Mama took a breath and said in a calmer voice, “This is important, Miller. So stop being a baby, unbuckle your seat belt, and get yourself into that restaurant. We need to talk, hear?”
She’d used her no-nonsense tone and I knew she was really getting mad. Begrudgingly I unbuckled my seat belt and pushed open the car door. I slammed the door for good measure, then walked with my hands in my pockets and my collar up to the entrance of the restaurant. The door swung open and Mr. and Mrs. Thorvalson came out. Mrs. Thorvalson recognized me and smiled, her blue eyes bright.

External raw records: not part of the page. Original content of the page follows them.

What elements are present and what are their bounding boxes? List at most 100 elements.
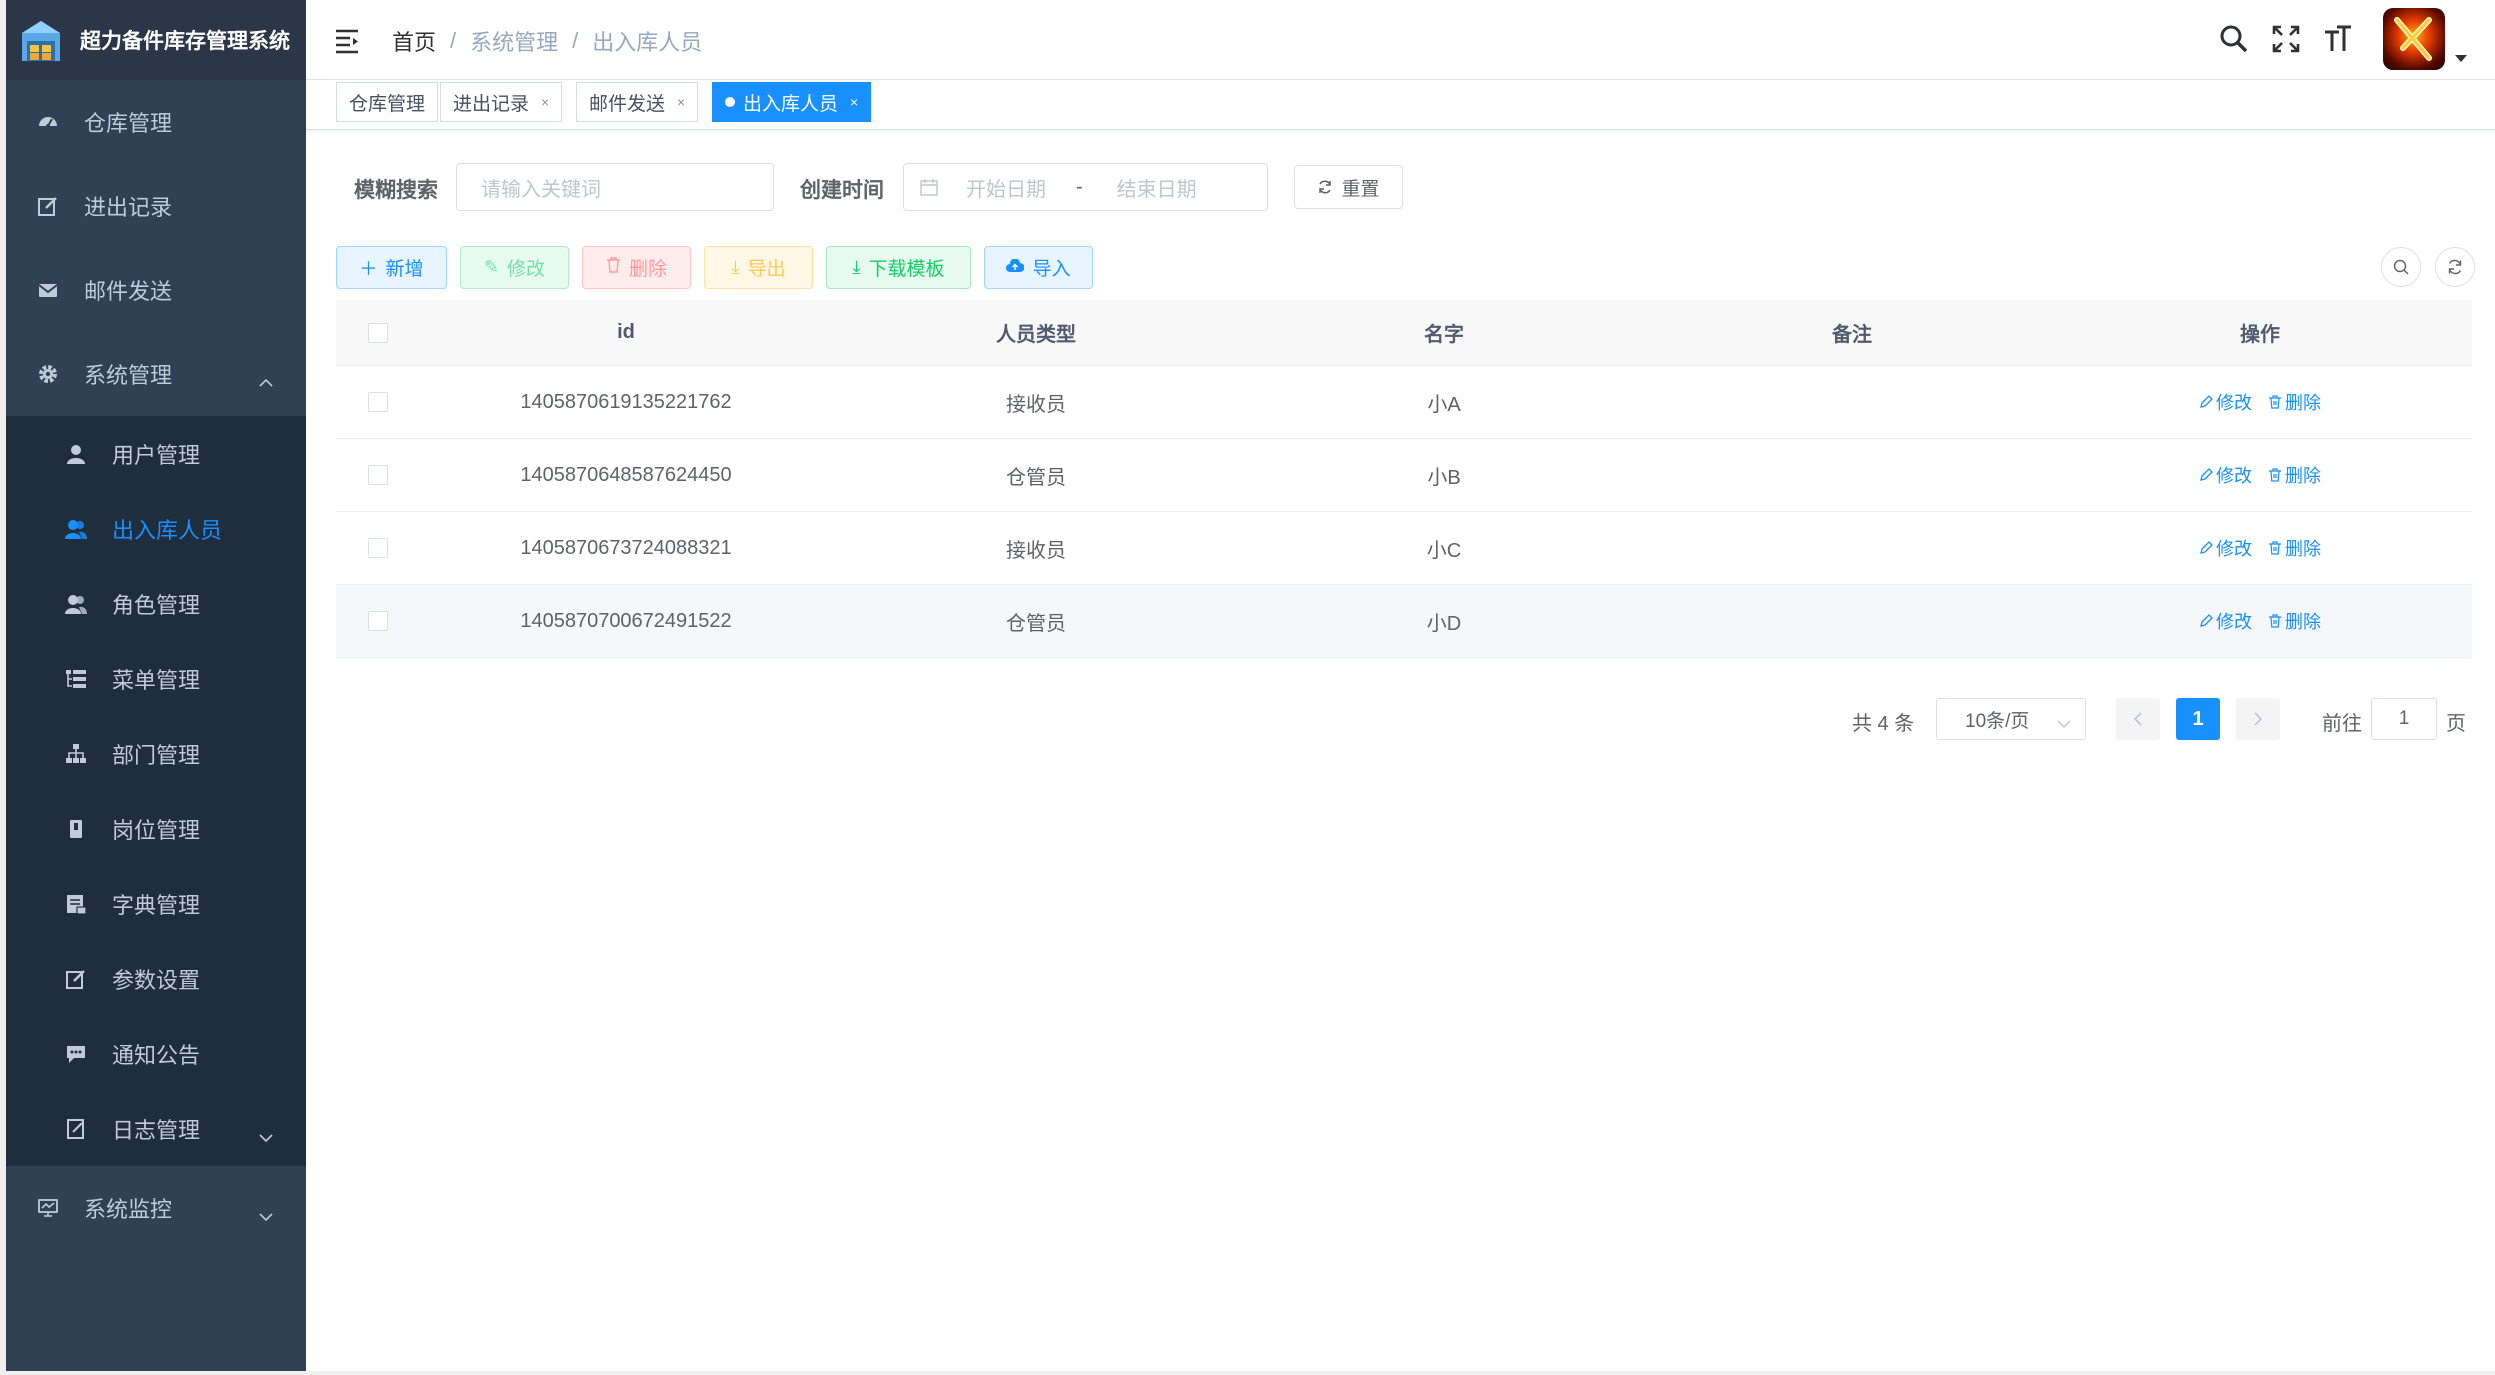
tag-label: 邮件发送 (589, 93, 666, 115)
export-button[interactable]: ⤓ 导出 (704, 246, 813, 289)
sidebar-item-warehouse[interactable]: 仓库管理 (6, 80, 306, 164)
table-row[interactable]: 1405870648587624450 仓管员 小B 修改 删除 (336, 439, 2472, 512)
row-delete-button[interactable]: 删除 (2268, 535, 2321, 561)
sidebar-item-system[interactable]: 系统管理 (6, 332, 306, 416)
row-edit-button[interactable]: 修改 (2199, 389, 2252, 415)
search-icon[interactable] (2217, 22, 2251, 56)
select-all-cell (336, 300, 420, 365)
page-number-current[interactable]: 1 (2176, 698, 2220, 740)
select-all-checkbox[interactable] (368, 322, 388, 343)
reset-button[interactable]: 重置 (1294, 165, 1403, 209)
sidebar-item-monitor[interactable]: 系统监控 (6, 1166, 306, 1250)
tree-table-icon (62, 665, 90, 693)
sidebar-item-records[interactable]: 进出记录 (6, 164, 306, 248)
keyword-input[interactable]: 请输入关键词 (456, 163, 774, 211)
column-header-name[interactable]: 名字 (1240, 300, 1648, 365)
column-header-type[interactable]: 人员类型 (832, 300, 1240, 365)
hamburger-icon[interactable] (334, 26, 362, 54)
row-checkbox[interactable] (368, 392, 388, 412)
breadcrumb: 首页 / 系统管理 / 出入库人员 (392, 25, 702, 57)
row-select-cell (336, 439, 420, 511)
post-icon (62, 815, 90, 843)
prev-page-button[interactable] (2116, 698, 2160, 740)
delete-button[interactable]: 删除 (582, 246, 691, 289)
table-row[interactable]: 1405870700672491522 仓管员 小D 修改 删除 (336, 585, 2472, 658)
row-edit-button[interactable]: 修改 (2199, 608, 2252, 634)
end-date-input[interactable]: 结束日期 (1117, 173, 1197, 202)
calendar-icon (920, 178, 938, 196)
row-edit-button[interactable]: 修改 (2199, 535, 2252, 561)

“Well, hey there, Miller! What a surprise. How are you? Excited for Christmas?”
“I guess,” I lied, looking at my feet. She was always real nice to me and let me visit the sea-turtle hospital at the SC Aquarium where she worked. “I’m here with my mama.”
My mother walked up at just that moment, and she and Mrs. Thorvalson kissed in welcome. They talked a few minutes about Christmas plans, then Mama gave me a nudge to enter the restaurant.
Usually I liked coming to T.W. Graham’s. It was real cozy, with the wood booths and square tables. But mostly I liked all the stuff on the walls—paintings, surfboards, fishing nets and equipment, funny signs. It was old-timey. My daddy said it was the only game in town. Mama called it a shrine. We came here a lot to eat crabs and fish. Daddy sometimes came to hang out with the Old Captains, a group of former shrimp boat captains who reminisced about days gone by. It wasn’t crowded now. A few of the Old Captains sat in one of the booths.
“Pick a booth,” Mama said.
I did and slid into it, still scowling.